The long division as follows:

4x
_______________________
(4x^3 + x^2 + 8x + 4)
4x^3 + 8x
________
??

Due to truncation of text, the (x^2 + 2) is not shown in the long division diagram.

The workings:
4x (x^2 + 2) = 4x^3 + 8x

I'm stuck with the second step. What about the ^2 exponent?

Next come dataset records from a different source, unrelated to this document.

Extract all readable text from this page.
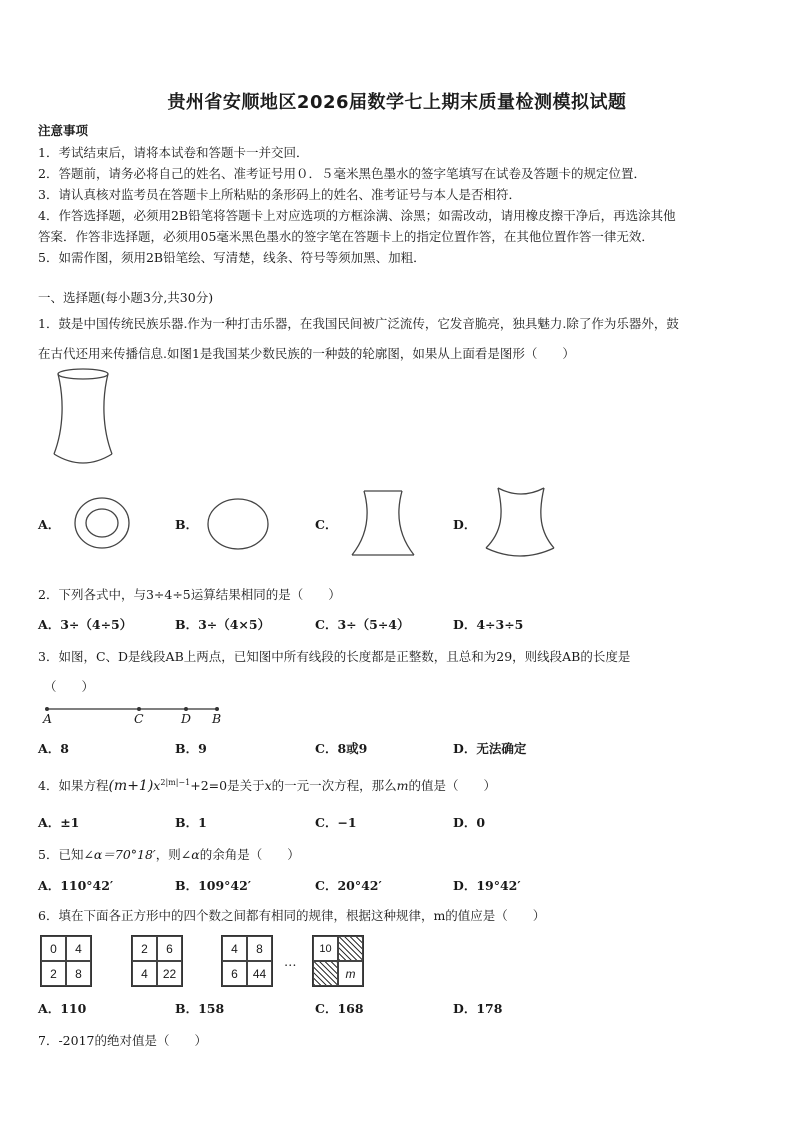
贵州省安顺地区2026届数学七上期末质量检测模拟试题
注意事项
1．考试结束后，请将本试卷和答题卡一并交回．
2．答题前，请务必将自己的姓名、准考证号用０．５毫米黑色墨水的签字笔填写在试卷及答题卡的规定位置．
3．请认真核对监考员在答题卡上所粘贴的条形码上的姓名、准考证号与本人是否相符．
4．作答选择题，必须用2B铅笔将答题卡上对应选项的方框涂满、涂黑；如需改动，请用橡皮擦干净后，再选涂其他
答案．作答非选择题，必须用05毫米黑色墨水的签字笔在答题卡上的指定位置作答，在其他位置作答一律无效．
5．如需作图，须用2B铅笔绘、写清楚，线条、符号等须加黑、加粗．
一、选择题(每小题3分,共30分)
1．鼓是中国传统民族乐器.作为一种打击乐器，在我国民间被广泛流传，它发音脆亮，独具魅力.除了作为乐器外，鼓
在古代还用来传播信息.如图1是我国某少数民族的一种鼓的轮廓图，如果从上面看是图形（　　）
A．	B．	C．	D．
2．下列各式中，与3÷4÷5运算结果相同的是（　　）
A．3÷（4÷5）	B．3÷（4×5）	C．3÷（5÷4）	D．4÷3÷5
3．如图，C、D是线段AB上两点，已知图中所有线段的长度都是正整数，且总和为29，则线段AB的长度是
（　　）
A	C	D B
A．8	B．9	C．8或9	D．无法确定
4．如果方程$(m+1)x^{2|m|-1}+2=0$是关于x的一元一次方程，那么m的值是（　　）
A．±1	B．1	C．−1	D．0
5．已知∠α＝70°18′，则∠α的余角是（　　）
A．110°42′	B．109°42′	C．20°42′	D．19°42′
6．填在下面各正方形中的四个数之间都有相同的规律，根据这种规律，m的值应是（　　）
0	4
2	8
2	6
4	22
4	8
6	44
…
10
m
A．110	B．158	C．168	D．178
7．-2017的绝对值是（　　）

The answer key given is 4x + 1 Remainder 2

• Sep 26th 2006, 06:30 PM
shenton
Let me try this:

For:
4x (x^2 + 2) = 4x^3 + 8x

Is it ok to append a zero to get the answer?

As follows:

4x^3 + x^2 + 8x + 4
4x^3 + 0 + 8x
__________________
x^2 + 4

Next Step:

1 (x^2 + 2) = x^2 + 2

x^2 + 4
x^2 + 2
_______
2

This approach of adding a zero to the long division allows me to get 4x+1 remainder 2. Is that right?
• Sep 26th 2006, 08:36 PM
CaptainBlack
Quote:

Originally Posted by shenton
Let me try this:

For:
4x (x^2 + 2) = 4x^3 + 8x

Is it ok to append a zero to get the answer?

As follows:

4x^3 + x^2 + 8x + 4
4x^3 + 0 + 8x
__________________
x^2 + 4

Next Step:

1 (x^2 + 2) = x^2 + 2

x^2 + 4
x^2 + 2
_______
2

This approach of adding a zero to the long division allows me to get 4x+1 remainder 2. Is that right?

Looks OK to me. You could of course check that

4x^3 + x^2 + 8x + 4= (4x+1)(x^2+2)+2

yourself to confirm that your answer is correct.

RonL
• Sep 27th 2006, 04:46 AM
Soroban
Hello, shenton!

Let me give it a try . . .

Quote:

(4x³ + x² + 8x + 4) ÷ (x² + 2)
Code:

```                 4x    +  1         --------------------   x² + 2 ) 4x³ + x² + 8x + 4           4x³  +    8x           ---------------                 x²  +    4                 x²  +    2                 -------------                           2```
• Sep 29th 2006, 09:01 AM
shenton
Thanks, Soroban for showing the workings.